Robert Tavernor is Emeritus Professor of Architecture and Urban Design, and the former Director of the Cities Programme. He studied architecture in London (BA and Dip. Arch with Distinction ), Rome ( Scholar in Architecture at the British School of Rome ), and at the University of Cambridge ( St John's College, PhD 1985). He has previously held chairs at Edinburgh and Bath: he was Forbes Professor of Architecture at the University of Edinburgh (1992-1995) and Professor of Architecture and Head of the Department of Architecture and Civil Engineering at the University of Bath (1995 - 2005).

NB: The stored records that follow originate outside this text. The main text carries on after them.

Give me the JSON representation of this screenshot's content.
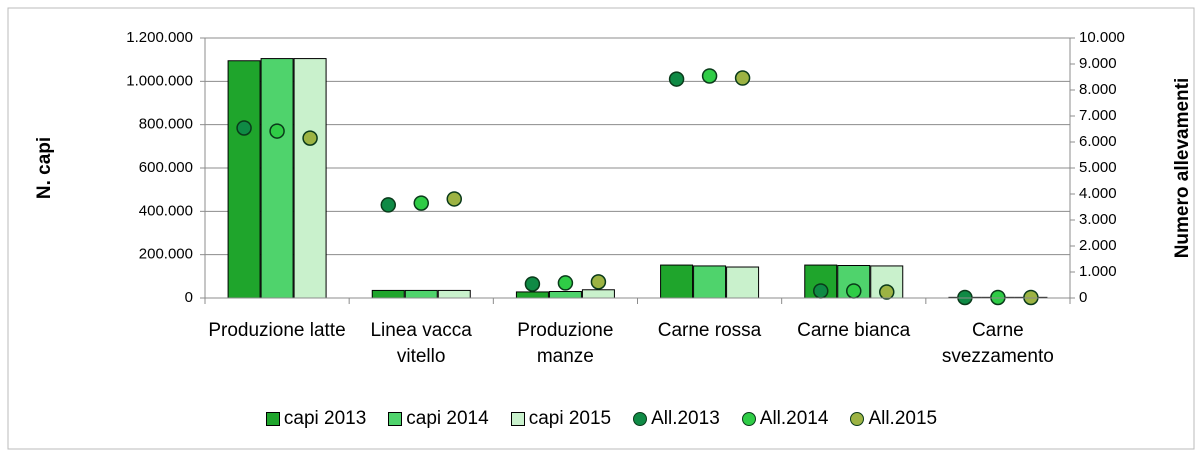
{
  "chart_data": {
    "type": "bar",
    "categories": [
      "Produzione latte",
      "Linea vacca vitello",
      "Produzione manze",
      "Carne rossa",
      "Carne bianca",
      "Carne svezzamento"
    ],
    "ylabel": "N. capi",
    "y2label": "Numero allevamenti",
    "ylim": [
      0,
      1200000
    ],
    "yticks": [
      0,
      {
        "value": 200000,
        "label": "200.000"
      },
      {
        "value": 400000,
        "label": "400.000"
      },
      {
        "value": 600000,
        "label": "600.000"
      },
      {
        "value": 800000,
        "label": "800.000"
      },
      {
        "value": 1000000,
        "label": "1.000.000"
      },
      {
        "value": 1200000,
        "label": "1.200.000"
      }
    ],
    "y2lim": [
      0,
      10000
    ],
    "y2ticks": [
      0,
      {
        "value": 1000,
        "label": "1.000"
      },
      {
        "value": 2000,
        "label": "2.000"
      },
      {
        "value": 3000,
        "label": "3.000"
      },
      {
        "value": 4000,
        "label": "4.000"
      },
      {
        "value": 5000,
        "label": "5.000"
      },
      {
        "value": 6000,
        "label": "6.000"
      },
      {
        "value": 7000,
        "label": "7.000"
      },
      {
        "value": 8000,
        "label": "8.000"
      },
      {
        "value": 9000,
        "label": "9.000"
      },
      {
        "value": 10000,
        "label": "10.000"
      }
    ],
    "grid": true,
    "legend": "bottom",
    "series": [
      {
        "name": "capi 2013",
        "type": "bar",
        "color": "#1fa52c",
        "values": [
          1095000,
          35000,
          28000,
          152000,
          152000,
          3000
        ]
      },
      {
        "name": "capi 2014",
        "type": "bar",
        "color": "#4fd36c",
        "values": [
          1105000,
          35000,
          30000,
          148000,
          150000,
          3000
        ]
      },
      {
        "name": "capi 2015",
        "type": "bar",
        "color": "#c9f1cc",
        "values": [
          1105000,
          35000,
          38000,
          143000,
          148000,
          3000
        ]
      },
      {
        "name": "All.2013",
        "type": "scatter",
        "axis": "y2",
        "color": "#0f8a45",
        "values": [
          6540,
          3580,
          540,
          8420,
          270,
          20
        ]
      },
      {
        "name": "All.2014",
        "type": "scatter",
        "axis": "y2",
        "color": "#2fcc46",
        "values": [
          6420,
          3650,
          580,
          8540,
          270,
          20
        ]
      },
      {
        "name": "All.2015",
        "type": "scatter",
        "axis": "y2",
        "color": "#9cb343",
        "values": [
          6150,
          3810,
          620,
          8460,
          230,
          20
        ]
      }
    ]
  }
}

He has also held various visiting academic posts internationally, including: Visiting Professor at the University of California at Los Angeles (UCLA, 1998); European Union Visiting Scholar in Planning and Conservation at Texas A+M (2002), and Visiting Professor at the University of Sao Paulo, Brazil (2004).

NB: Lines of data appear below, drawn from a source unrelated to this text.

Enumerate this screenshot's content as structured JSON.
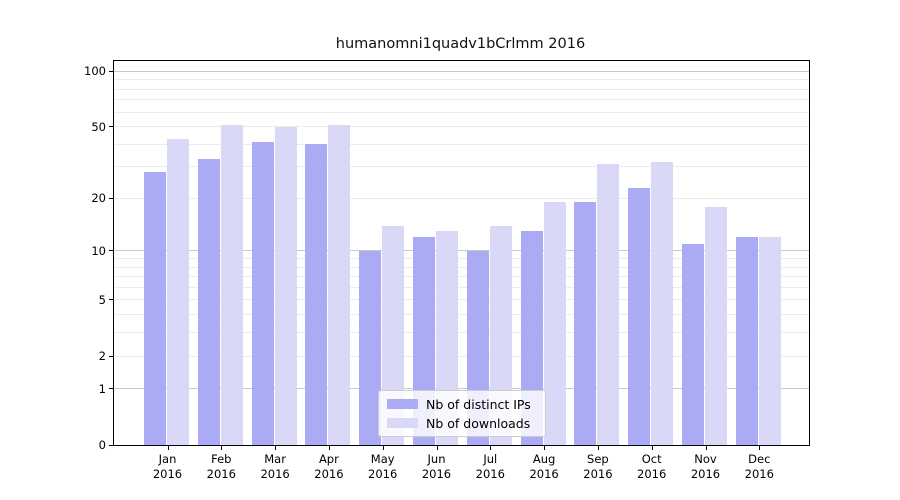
{
  "chart_data": {
    "type": "bar",
    "title": "humanomni1quadv1bCrlmm 2016",
    "categories": [
      "Jan",
      "Feb",
      "Mar",
      "Apr",
      "May",
      "Jun",
      "Jul",
      "Aug",
      "Sep",
      "Oct",
      "Nov",
      "Dec"
    ],
    "category_year_line": "2016",
    "series": [
      {
        "name": "Nb of distinct IPs",
        "color": "#aaaaf5",
        "values": [
          28,
          33,
          41,
          40,
          10,
          12,
          10,
          13,
          19,
          23,
          11,
          12
        ]
      },
      {
        "name": "Nb of downloads",
        "color": "#d9d9f7",
        "values": [
          43,
          51,
          50,
          51,
          14,
          13,
          14,
          19,
          31,
          32,
          18,
          12
        ]
      }
    ],
    "xlabel": "",
    "ylabel": "",
    "y_axis": {
      "scale": "log1p",
      "tick_values": [
        0,
        1,
        2,
        5,
        10,
        20,
        50,
        100
      ],
      "major_grid_values": [
        1,
        10,
        100
      ],
      "minor_grid_values": [
        2,
        3,
        4,
        5,
        6,
        7,
        8,
        9,
        20,
        30,
        40,
        50,
        60,
        70,
        80,
        90
      ],
      "ylim": [
        0,
        110
      ]
    },
    "grid": true,
    "legend_position": "lower center"
  },
  "colors": {
    "background": "#ffffff",
    "axis": "#000000",
    "grid_minor": "#ebebeb",
    "grid_major": "#c9c9c9",
    "bar_distinct_ips": "#aaaaf5",
    "bar_downloads": "#d9d9f7",
    "legend_border": "#cccccc"
  }
}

Robert Tavernor is a member of RAE2008 sub-panel 30, Architecture and the Built Environment. He is a registered architect and a member of the Royal Institute of British Architects (since 1985). He has acted as chairman of international design juries. As a consultant architect and historian he provides architectural, heritage and urban planning advice to institutions, developers and architects in London.

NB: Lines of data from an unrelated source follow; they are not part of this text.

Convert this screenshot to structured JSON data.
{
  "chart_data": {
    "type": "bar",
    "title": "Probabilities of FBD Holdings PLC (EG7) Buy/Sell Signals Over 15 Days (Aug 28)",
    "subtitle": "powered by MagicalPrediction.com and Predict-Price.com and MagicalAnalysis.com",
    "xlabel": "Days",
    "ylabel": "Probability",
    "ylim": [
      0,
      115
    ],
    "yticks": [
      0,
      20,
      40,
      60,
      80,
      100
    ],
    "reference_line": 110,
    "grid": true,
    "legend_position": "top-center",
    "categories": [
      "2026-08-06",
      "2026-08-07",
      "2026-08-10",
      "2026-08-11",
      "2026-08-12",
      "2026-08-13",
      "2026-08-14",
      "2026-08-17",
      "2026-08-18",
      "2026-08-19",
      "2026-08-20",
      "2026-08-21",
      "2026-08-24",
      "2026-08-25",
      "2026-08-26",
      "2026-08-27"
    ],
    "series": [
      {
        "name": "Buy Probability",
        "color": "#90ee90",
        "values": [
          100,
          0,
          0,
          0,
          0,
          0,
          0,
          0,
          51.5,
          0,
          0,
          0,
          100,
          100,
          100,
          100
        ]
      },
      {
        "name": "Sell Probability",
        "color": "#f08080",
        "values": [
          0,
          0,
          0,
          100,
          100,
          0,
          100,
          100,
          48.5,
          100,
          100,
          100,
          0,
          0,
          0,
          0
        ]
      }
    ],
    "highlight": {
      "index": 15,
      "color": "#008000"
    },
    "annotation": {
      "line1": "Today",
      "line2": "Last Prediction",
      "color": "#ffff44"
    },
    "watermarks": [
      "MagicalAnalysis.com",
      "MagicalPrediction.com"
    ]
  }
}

His publications focus on the classical tradition of European architecture and cities, body and building, and on the urban development of London. They include Palladio and Palladianism (Thames and Hudson, 1991 - subsequently translated into Italian, Chinese, Korean), and On Alberti and the Art of Building (Yale UP, 1998). He co-edited and contributed an essay to Body and Building: Essays on the changing relation of Body to Architecture (The MIT Press, 2002), and is author of a parallel volume, Smoot's Ear: The Measure of Humanity (Yale UP, 2007). He is co-translator of two English translations of architectural treatises: Leon Battista Alberti's 16th century De re aedificatoria, as On the Art of Building in Ten Books, (The MIT Press, 1988); and Andrea Palladio's 17th century I quattro libri dell'architettura, as The Four Books on Architecture (The MIT Press, 1997). Currently, he is co-translating a new English edition of Vitruvius's Ten Books on Architecture for Penguin Classics. His essay, 'From Townscape to Skyscape', (The Architectural Review, March 2004) summarises his recent urban research on the visual impact of tall buildings in London.